Real Estate

Report: Drive toward global banking system runs flat

Multinational banks are now managing risk levels on a country-by-country basis with new regulations forcing financial firms to curtail their exposures to markets outside their own respective regions, Ron D’Vari, CEO of NewOak Capital, suggested in a report Monday.

“There is a clear de-globalization trend in the financial system driven by the new risks and regulatory environment,” said D’Vari. “The regulators and new capital rules across the globe are pressuring leading banks to put up firewalls reducing appetite by the global banks to finance larger cross-border trades and business activities.”

D’Vari’s report suggests that capital markets alone are hurting banks with exposures that are outside their base currency. It’s also becoming harder with more regulations popping up in different jurisdictions to put up cross-border hedges to contain risk.

Prior to the financial crisis, the banking sector favored global banks, but the crisis has changed that philosophy with experience showing global banks are now harder to manage in terms of risk.
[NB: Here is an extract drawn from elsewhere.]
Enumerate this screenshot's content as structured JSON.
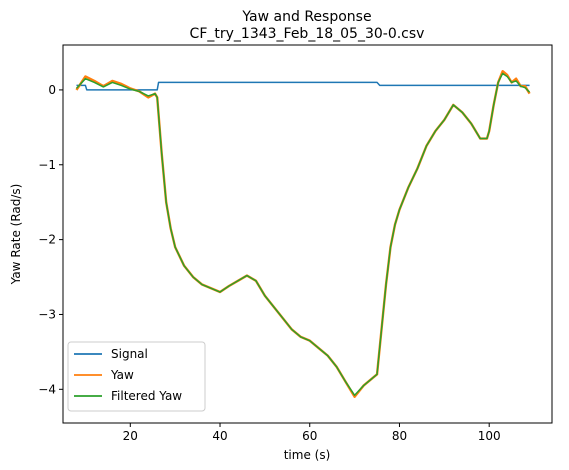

“A significant de-globalization of the financial system would run against the globalization of economic, trade, technological, social, cultural and political areas driven by new media,” said D’Vari. “Nonetheless, at least for the time being, banks will continue to compartmentalize their regional businesses until much more clear pictures of regulations and risks emerge. This certainly adds to other hindrances to the global economic growth momentum which is already slowing.”